Je suis arrivé à Paris en 1958, j’avais 16 ans. En 1960, on m’a envoyé dans le Sahara algérien pour couvrir le premier anniversaire de la fête de l’indépendance de la Côte-d’Ivoire, donc j’étais un photographe de la génération de la décolonisation. Très jeune, j’ai pu voir l’incroyable lumière d’Afrique, des gens qui parlaient français, parfois bien sûr, ils me prenaient à partie en tant que Français, mais ils voyaient bien que j’étais trop jeune, que je ne pouvais pas être un colon ni un fils de colonialiste.
Je me souviens qu’en 1970, à la demande de l’agence Havas, je suis allé avec des touristes à Tamanrasset, puis dans le Hoggar. L’Algérie voulait montrer la voie aux touristes dans le désert, le Sahara. C’était tout à fait nouveau. Je suis aussi le seul à avoir suivi la démarche du Frolinat au Tchad. Dans les années 70-80, je suis resté des mois, des années en contact avec les rebelles tchadiens au Tibesti, jusqu’à ce qu’ils prennent le pouvoir en 1980. Donc, j’ai bien été dans le courant de la décolonisation…

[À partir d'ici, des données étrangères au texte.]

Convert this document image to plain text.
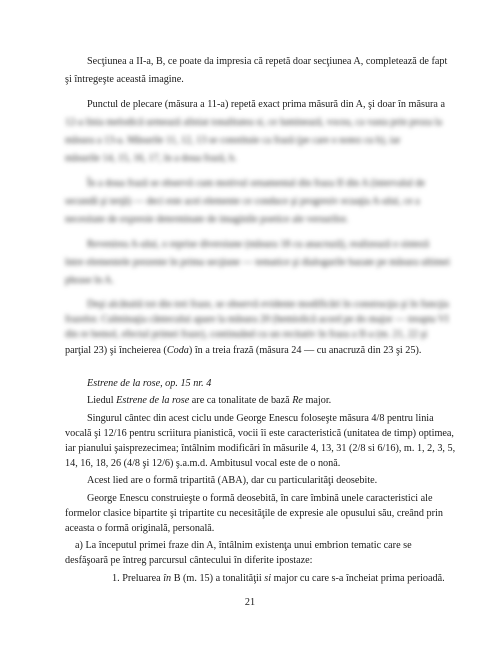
Secţiunea a II-a, B, ce poate da impresia că repetă doar secţiunea A, completează de fapt
şi întregeşte această imagine.
Punctul de plecare (măsura a 11-a) repetă exact prima măsură din A, şi doar în măsura a
12-a linia melodică urmează aliniat tonalitatea si, ce luminează, vocea, ca vasta prin proza la
măsura a 13-a. Măsurile 11, 12, 13 se constituie ca frază (pe care o notez cu b), iar
măsurile 14, 15, 16, 17, în a doua frază, b.
În a doua frază se observă cum motivul ornamental din fraza II din A (intervalul de
secundă şi terţă) — deci este acei elemente ce conduce şi progresiv ecuaţia A-ului, ce a
necesitate de expresie determinate de imaginile poetice ale versurilor.
Revenirea A-ului, o reprise diversiune (măsura 18 cu anacruză), realizează o sinteză
între elementele prezente în prima secţiune — tematice şi dialogurile bazate pe măsura ultimei
phrase în A.
Deşi alcătuită tot din trei fraze, se observă evidente modificări în construcţia şi în funcţia
frazelor. Culminaţia cântecului apare la măsura 20 (hemiolică acord pe do major — treapta VI
din re bemol, efectul primei fraze), continuând cu un recitativ în fraza a II-a (m. 21, 22 şi
parţial 23) şi încheierea (Coda) în a treia frază (măsura 24 — cu anacruză din 23 şi 25).
Estrene de la rose, op. 15 nr. 4
Liedul Estrene de la rose are ca tonalitate de bază Re major.
Singurul cântec din acest ciclu unde George Enescu foloseşte măsura 4/8 pentru linia
vocală şi 12/16 pentru scriitura pianistică, vocii îi este caracteristică (unitatea de timp) optimea,
iar pianului şaisprezecimea; întâlnim modificări în măsurile 4, 13, 31 (2/8 si 6/16), m. 1, 2, 3, 5,
14, 16, 18, 26 (4/8 şi 12/6) ş.a.m.d. Ambitusul vocal este de o nonă.
Acest lied are o formă tripartită (ABA), dar cu particularităţi deosebite.
George Enescu construieşte o formă deosebită, în care îmbină unele caracteristici ale
formelor clasice bipartite şi tripartite cu necesităţile de expresie ale opusului său, creând prin
aceasta o formă originală, personală.
a) La începutul primei fraze din A, întâlnim existenţa unui embrion tematic care se
desfăşoară pe întreg parcursul cântecului în diferite ipostaze:
1. Preluarea în B (m. 15) a tonalităţii si major cu care s-a încheiat prima perioadă.
21
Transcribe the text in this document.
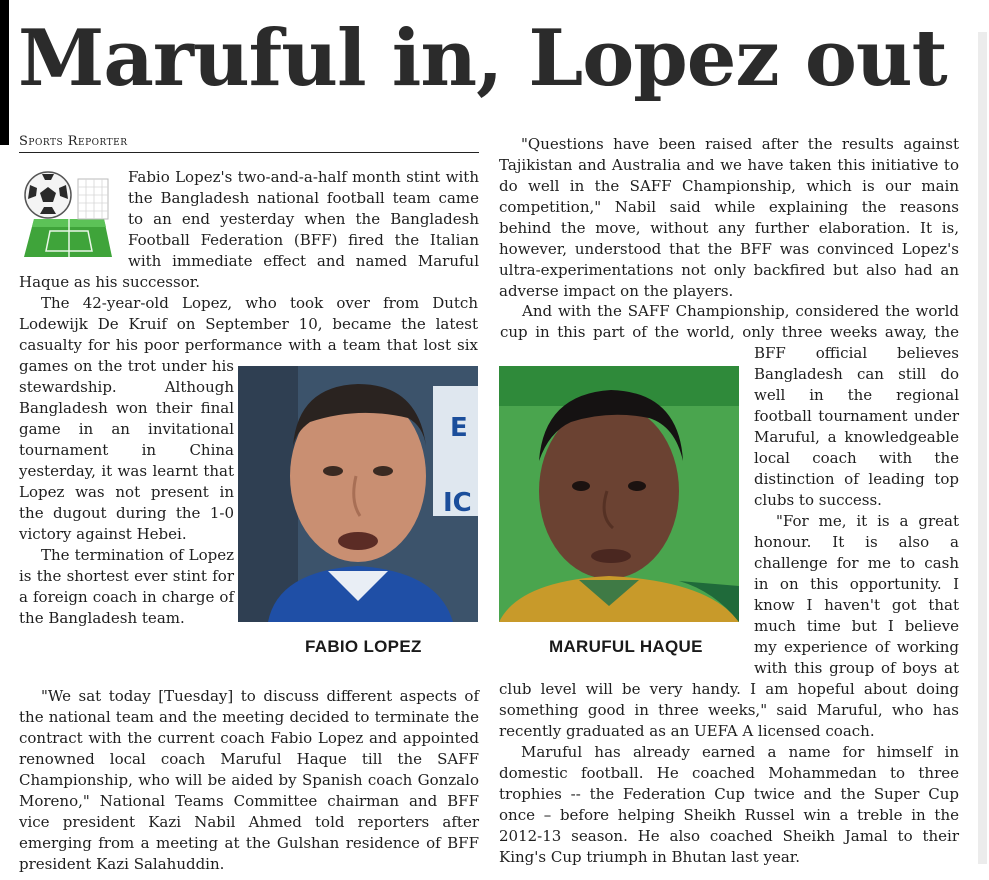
Maruful in, Lopez out
Sports Reporter

Fabio Lopez's two-and-a-half month stint with the Bangladesh national football team came to an end yesterday when the Bangladesh Football Federation (BFF) fired the Italian with immediate effect and named Maruful Haque as his successor.

E
IC
FABIO LOPEZ

The 42-year-old Lopez, who took over from Dutch Lodewijk De Kruif on September 10, became the latest casualty for his poor performance with a team that lost six games on the trot under his stewardship. Although Bangladesh won their final game in an invitational tournament in China yesterday, it was learnt that Lopez was not present in the dugout during the 1-0 victory against Hebei.

The termination of Lopez is the shortest ever stint for a foreign coach in charge of the Bangladesh team.

"We sat today [Tuesday] to discuss different aspects of the national team and the meeting decided to terminate the contract with the current coach Fabio Lopez and appointed renowned local coach Maruful Haque till the SAFF Championship, who will be aided by Spanish coach Gonzalo Moreno," National Teams Committee chairman and BFF vice president Kazi Nabil Ahmed told reporters after emerging from a meeting at the Gulshan residence of BFF president Kazi Salahuddin.

"Questions have been raised after the results against Tajikistan and Australia and we have taken this initiative to do well in the SAFF Championship, which is our main competition," Nabil said while explaining the reasons behind the move, without any further elaboration. It is, however, understood that the BFF was convinced Lopez's ultra-experimentations not only backfired but also had an adverse impact on the players.

And with the SAFF Championship, considered the world cup in this part of the world, only three weeks away, the BFF official believes Bangladesh can still do well in the regional football tournament under Maruful, a knowledgeable local coach with the distinction of leading top clubs to success.

"For me, it is a great honour. It is also a challenge for me to cash in on this opportunity. I know I haven't got that much time but I believe my experience of working with this group of boys at club level will be very handy. I am hopeful about doing something good in three weeks," said Maruful, who has recently graduated as an UEFA A licensed coach.

MARUFUL HAQUE

Maruful has already earned a name for himself in domestic football. He coached Mohammedan to three trophies -- the Federation Cup twice and the Super Cup once – before helping Sheikh Russel win a treble in the 2012-13 season. He also coached Sheikh Jamal to their King's Cup triumph in Bhutan last year.
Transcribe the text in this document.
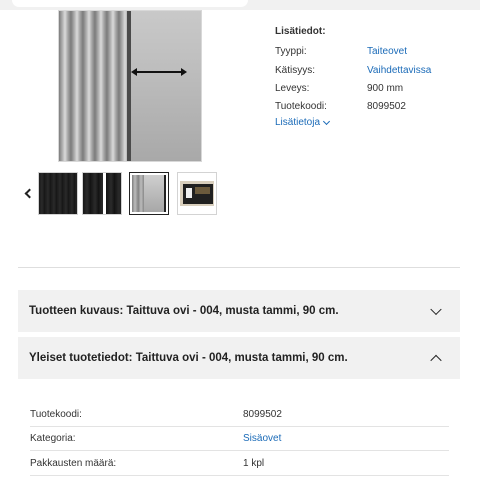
Lisätiedot:
Tyyppi:	Taiteovet
Kätisyys:	Vaihdettavissa
Leveys:	900 mm
Tuotekoodi:	8099502
Lisätietoja
Tuotteen kuvaus: Taittuva ovi - 004, musta tammi, 90 cm.
Yleiset tuotetiedot: Taittuva ovi - 004, musta tammi, 90 cm.
Tuotekoodi:	8099502
Kategoria:	Sisäovet
Pakkausten määrä:	1 kpl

Vos photographies constituent un témoignage sur une époque…

À l’époque, j’étais trop jeune, je prenais mes photos sans trop réfléchir. Si je n’étais pas allé moi-même les montrer à Kamel Daoud, afin de faire un binôme entre un Algérien et un Français pour les faire connaître, elles seraient restées au fond d’un tiroir… ça n’intéresse pas grand monde. Il n’y a pas en France de maison de l’Afrique, de maison du Sahara, de l’Algérie, de la colonisation. L’espoir reste permis aujourd’hui avec les nouveaux musées, comme celui de la Porte dorée, tourné vers l’émigration. C’est un sujet qui reste encore tabou, quoiqu’il y ait de l’espoir avec la nouvelle génération. Il y a cette langue, cette culture. Bien sûr, il y a un passé colonial, mais aujourd’hui, il faut peut-être tourner la page et aller de l’avant.

Quel regard portez-vous, aujourd’hui, sur l’Algérie ?

Je la vois très dynamique, avec plein de choses. Il est agréable de se promener dans les rue d’Alger ou d’Oran. J’avais une mission difficile. Certains disent que l’Algérie contemporaine n’a pas d’image. Kamel Daoud et les éditions Barzakh voulaient justement que je fasse des images authentiques de l’Algérie d’aujourd’hui, avec des gens qui vivent avec leur temps. Techniquement, je devais faire les meilleures photos, j’ai pris le meilleur appareil au monde, le plus précis, le plus net, j’ai demandé qu’on ait les meilleurs tireurs… C’est comme lorsque j’ai fait des photos sur New York ! Il fallait des photos au top de la qualité, pour montrer une Algérie contemporaine et moderne.
Dans les rues d’Alger, on nous disait d’abord que nous étions des nostalgiques. “Non, pas du tout !” Alors, ils se détendaient et nous disaient : “Soyez les bienvenus.” C’étaient des moments de grande tendresse. Ma femme Claudine et moi, nous aimons l’Algérie où nous sommes très bien accueillis. Être considéré comme un ami de l’Algérie me fait grand plaisir. J’aimerais bien retourner en Algérie, me balader, visiter les villages et les quartiers, parler avec les gens, prendre quelques photos, venir dans ce beau et grand pays… Les gens sont surpris, mais c’est l’un des plus beaux pays avec sa diversité. Il y a des gens qui le savent, d’autres doivent le découvrir.